Maximizing the Impact of Your Sustainability Report: 5 Tips

2/3/20233 min read

Assess Your Company's and Stakeholders' Priorities

Prioritizing the most critical sustainability issues for your business and stakeholders is key to a successful sustainability report. With numerous sustainability topics to consider, it can be a challenge to determine the most relevant ones.Materiality analysis, which involves identifying and prioritizing sustainability issues, is a valuable tool for simplifying the complex sustainability landscape and determining the issues of highest priority to your business. Our recent materiality insights can provide more information on conducting a comprehensive materiality assessment and determining your most crucial business priorities. A well-crafted report should center around these priority issues, with those deemed most important given more prominence in the report.

Track and Evaluate Performance

Evaluating your performance is a critical aspect of comprehensive sustainability reporting and should, wherever possible, be quantifiable. To measure performance accurately, you must first identify the appropriate metrics and KPIs for your organization that align with your strategy and key priorities. Establishing targets and goals, with short, medium, and long-term objectives, will help you track your performance over time.When reporting on your performance, it's important to present a balanced view that reflects your key impacts. Selectively reporting only the positive KPIs and ignoring areas of improvement undermines the credibility and transparency of the report. To ensure consistent measurement and comparison with previous years, consider including a performance table in your report that covers all of your impact areas. This provides a clear and straightforward way to report on performance.

Examine Reporting Frameworks and Contextual Factors

Sustainability is inherently shaped by its surrounding environment and society. When preparing your sustainability report, it's crucial to present performance in relation to the broader limits and demands placed on the environment and society. For instance, what is your company's role in a low-carbon world, and how does it address human rights and reduce inequalities in its operations ? Several frameworks exist to help companies achieve these goals. For example, companies can utilize the Sustainable Development Goals (SDGs) to determine how their business can contribute to a better world. Additionally, setting greenhouse gas reduction targets in accordance with climate science through Science-Based Targets can help ensure that the company is playing its part in preventing global warming from exceeding 1.5 degrees. Another option is to align with the Global Reporting Initiative (GRI), the most widely-used sustainability reporting standards worldwide. The GRI Standards provide organizations with guidance on how to understand and communicate their impact on critical sustainability issues and require the reporting of performance in a wider context, including communication of impacts and contributions within relevant geographic contexts.

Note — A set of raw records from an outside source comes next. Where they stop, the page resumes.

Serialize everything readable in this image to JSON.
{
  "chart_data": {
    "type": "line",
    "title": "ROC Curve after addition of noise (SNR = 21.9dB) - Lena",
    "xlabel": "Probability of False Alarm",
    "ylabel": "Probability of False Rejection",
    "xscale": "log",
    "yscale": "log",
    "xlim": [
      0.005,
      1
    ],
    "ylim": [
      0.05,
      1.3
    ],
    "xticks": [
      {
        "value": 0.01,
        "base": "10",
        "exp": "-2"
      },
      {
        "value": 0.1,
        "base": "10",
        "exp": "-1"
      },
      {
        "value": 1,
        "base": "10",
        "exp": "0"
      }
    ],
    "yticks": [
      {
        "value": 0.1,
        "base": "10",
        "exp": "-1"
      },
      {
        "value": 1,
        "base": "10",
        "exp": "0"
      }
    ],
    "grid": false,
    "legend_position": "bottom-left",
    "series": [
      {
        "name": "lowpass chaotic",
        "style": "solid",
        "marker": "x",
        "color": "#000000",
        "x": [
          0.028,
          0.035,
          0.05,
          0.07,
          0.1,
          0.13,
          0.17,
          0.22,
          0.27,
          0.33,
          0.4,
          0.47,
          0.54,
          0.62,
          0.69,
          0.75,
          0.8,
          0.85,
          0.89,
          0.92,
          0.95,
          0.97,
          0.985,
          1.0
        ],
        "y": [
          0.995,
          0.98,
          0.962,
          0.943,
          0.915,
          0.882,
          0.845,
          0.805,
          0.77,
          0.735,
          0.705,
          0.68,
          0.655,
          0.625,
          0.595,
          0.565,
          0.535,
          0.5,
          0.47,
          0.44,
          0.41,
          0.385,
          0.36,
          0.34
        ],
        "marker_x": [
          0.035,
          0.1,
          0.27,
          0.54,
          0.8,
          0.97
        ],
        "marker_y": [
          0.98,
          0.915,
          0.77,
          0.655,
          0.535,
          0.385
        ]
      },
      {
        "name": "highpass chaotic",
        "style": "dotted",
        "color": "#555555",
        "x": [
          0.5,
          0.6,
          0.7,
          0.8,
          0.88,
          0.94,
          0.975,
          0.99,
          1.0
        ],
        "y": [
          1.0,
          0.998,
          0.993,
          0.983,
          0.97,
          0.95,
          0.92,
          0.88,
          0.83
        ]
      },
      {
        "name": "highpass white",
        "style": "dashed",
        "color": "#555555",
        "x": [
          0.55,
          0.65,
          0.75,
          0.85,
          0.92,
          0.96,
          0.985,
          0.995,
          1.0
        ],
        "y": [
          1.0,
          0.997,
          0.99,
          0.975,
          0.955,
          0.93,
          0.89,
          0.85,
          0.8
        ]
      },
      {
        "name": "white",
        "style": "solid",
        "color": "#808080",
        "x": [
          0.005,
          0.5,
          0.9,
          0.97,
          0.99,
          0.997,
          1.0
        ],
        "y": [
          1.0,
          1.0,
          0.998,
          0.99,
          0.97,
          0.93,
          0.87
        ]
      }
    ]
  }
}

Highlight Authentic Engagement, Beyond Compliance

Having a sustainability report doesn't guarantee a genuine dedication to sustainability, which can be evident in the report itself. So, how can you demonstrate a true commitment to sustainability beyond regulatory compliance and prioritize it over financial gains?Firstly, sustainability should be closely tied to the company's vision, mission, and business strategy. Integrating sustainability into the core of the business not only strengthens the credibility of the report, but it also allows sustainability efforts to align with commercial and strategic goals.Sustainability should be a priority at the board level, with strong support from management. A statement from the CEO or a high-level executive in the report can highlight this commitment, but it should also be reflected in the governance structures to ensure it's being upheld in practice.The report should also address environmental and social risks and opportunities, including how the company is managing these risks and any financial impact. In the World Economic Forum's annual risk report, ESG-related risks now account for nearly all of the world's top risks in terms of impact and likelihood. Ignoring or downplaying these risks can have significant negative effects on a business, and the report should reflect this.

Select Appropriate Platforms for Your Target Groups

Ensure effective communication with your audience by selecting the appropriate channels. Your sustainability report is an important aspect of your overall communications strategy, but to maximize impact and reach, consider incorporating sustainability messaging and successes into other platforms such as your website, annual report, social media, and internal memos. This broadens your audience and increases engagement with stakeholders. It is also crucial to remember that sustainability reporting is not limited to the production of an annual report. The entire process, from setting priorities and assessing risks to collecting KPIs and aligning with frameworks like the SDGs, strengthens your sustainability and responsible business practices, and promotes transparency and trust among key stakeholders.